Robert Frost

History

American poet Robert Frost, lauded for his depictions of New England rural life, his poetic use of American colloquial speech, and his realistic portrayals of ordinary people, was born this day in 1874. While he is not generally regarded to be a Christian poet, it appears some of the elements of his being pulled back and forth between faith and unbelief come out in his work. Frost’s friends and correspondences show that for most of his life he wavered between belief and skepticism, piety and irreverence. “He tossed the idea of God up and down like a ball,” said critic Alfred Kazin. And yet he often alluded to his fear of God in lectures and letters, like this one written to his friend G.R. Elliott in 1947:

My fear of God has settled down into a deep and inward fear that my best offering may not prove acceptable in his sight.

In a 1932 letter to poet Louis Untermeyer, Frost specified that the one he feared was the “God of Israel, who admits he is a jealous god.”

Whatever God’s eternal judgment upon him may be, there is nonetheless some theological weight in his work. The following is one of his tersest statements on the transiency of everything this side of the New Jerusalem. “Nothing Gold Can Stay” was first published in Frost’s 1923 volume, New Hampshire, his first book to win a Pulitzer Prize.

Nothing Gold Can Stay

Nature’s first green is gold,
Her hardest hue to hold.
Her early leaf’s a flower;
But only so an hour.
Then leaf subsides to leaf.
So Eden sank to grief,
So dawn goes down to day.
Nothing gold can stay.

And here are a few to accompany the season of Lent.

Bereft

Where had I heard this wind before
Change like this to a deeper roar?
What would it take my standing there for,
Holding open a restive door,
Looking down hill to a frothy shore?
Summer was past and the day was past.
Sombre clouds in the west were massed.
Out on the porch’s sagging floor,
Leaves got up in a coil and hissed,
Blindly striking at my knee and missed.
Something sinister in the tone
Told me my secret my be known:
Word I was in the house alone
Somehow must have gotten abroad,
Word I was in my life alone,
Word I had no one left but God.

Stopping by the Woods on a Snowy Evening

Whose woods these are I think I know.
His house is in the village, though;
He will not see me stopping here
To watch his woods fill up with snow.

My little horse must think it queer
To stop without a farmhouse near
Between the woods and frozen lake
The darkest evening of the year.

He gives his harness bells a shake
To ask if there is some mistake.
The only other sound’s the sweep
Of easy wind and downy flake.

The woods are lovely, dark, and deep,
But I have promises to keep,
And miles to go before I sleep,
And miles to go before I sleep.

Acquainted with the Night

I have been one acquainted with the night.
I have walked out in rain — and back in rain.
I have outwalked the furthest city light.

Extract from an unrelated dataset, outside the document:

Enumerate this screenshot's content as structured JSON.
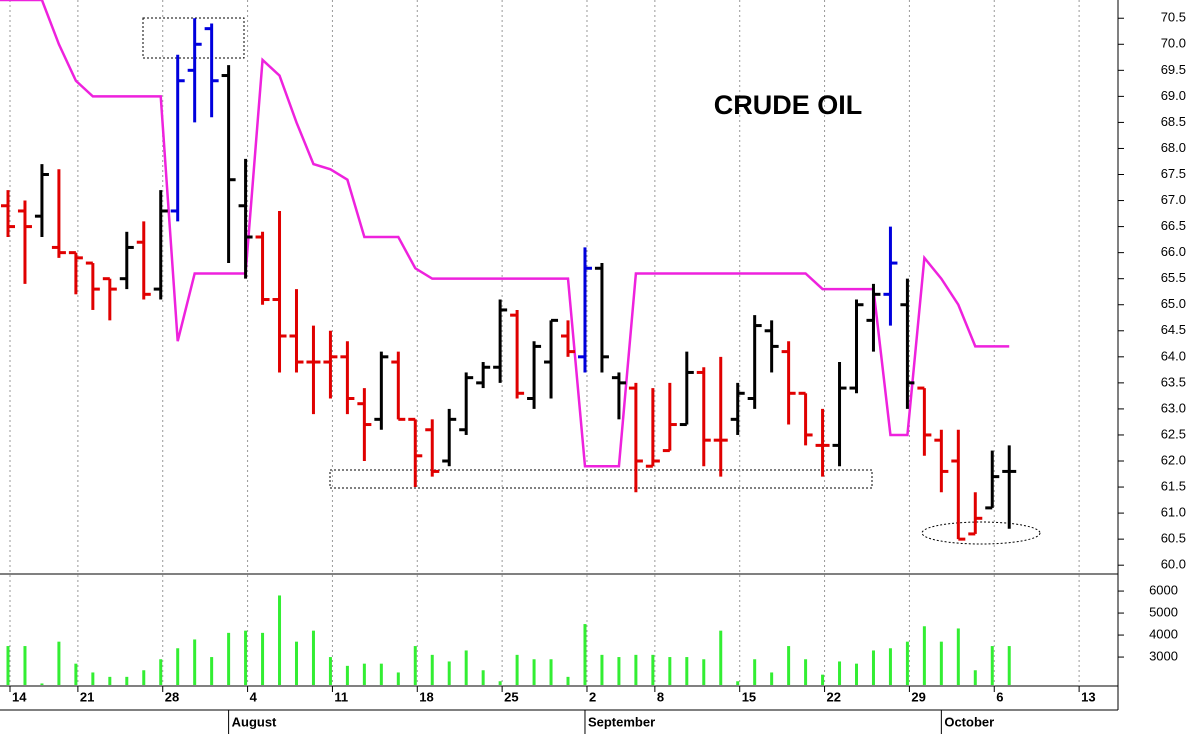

I have looked down the saddest city lane.
I have passed by the watchman on his beat
And dropped my eyes, unwilling to explain.

I have stood still and stopped the sound of feet
When far away an interrupted cry
Came over houses from another street,

But not to call me back or say good-bye;
And further still at an unearthly height,
A luminary clock against the sky

Proclaimed the time was neither wrong nor right.
I have been one acquainted with the night.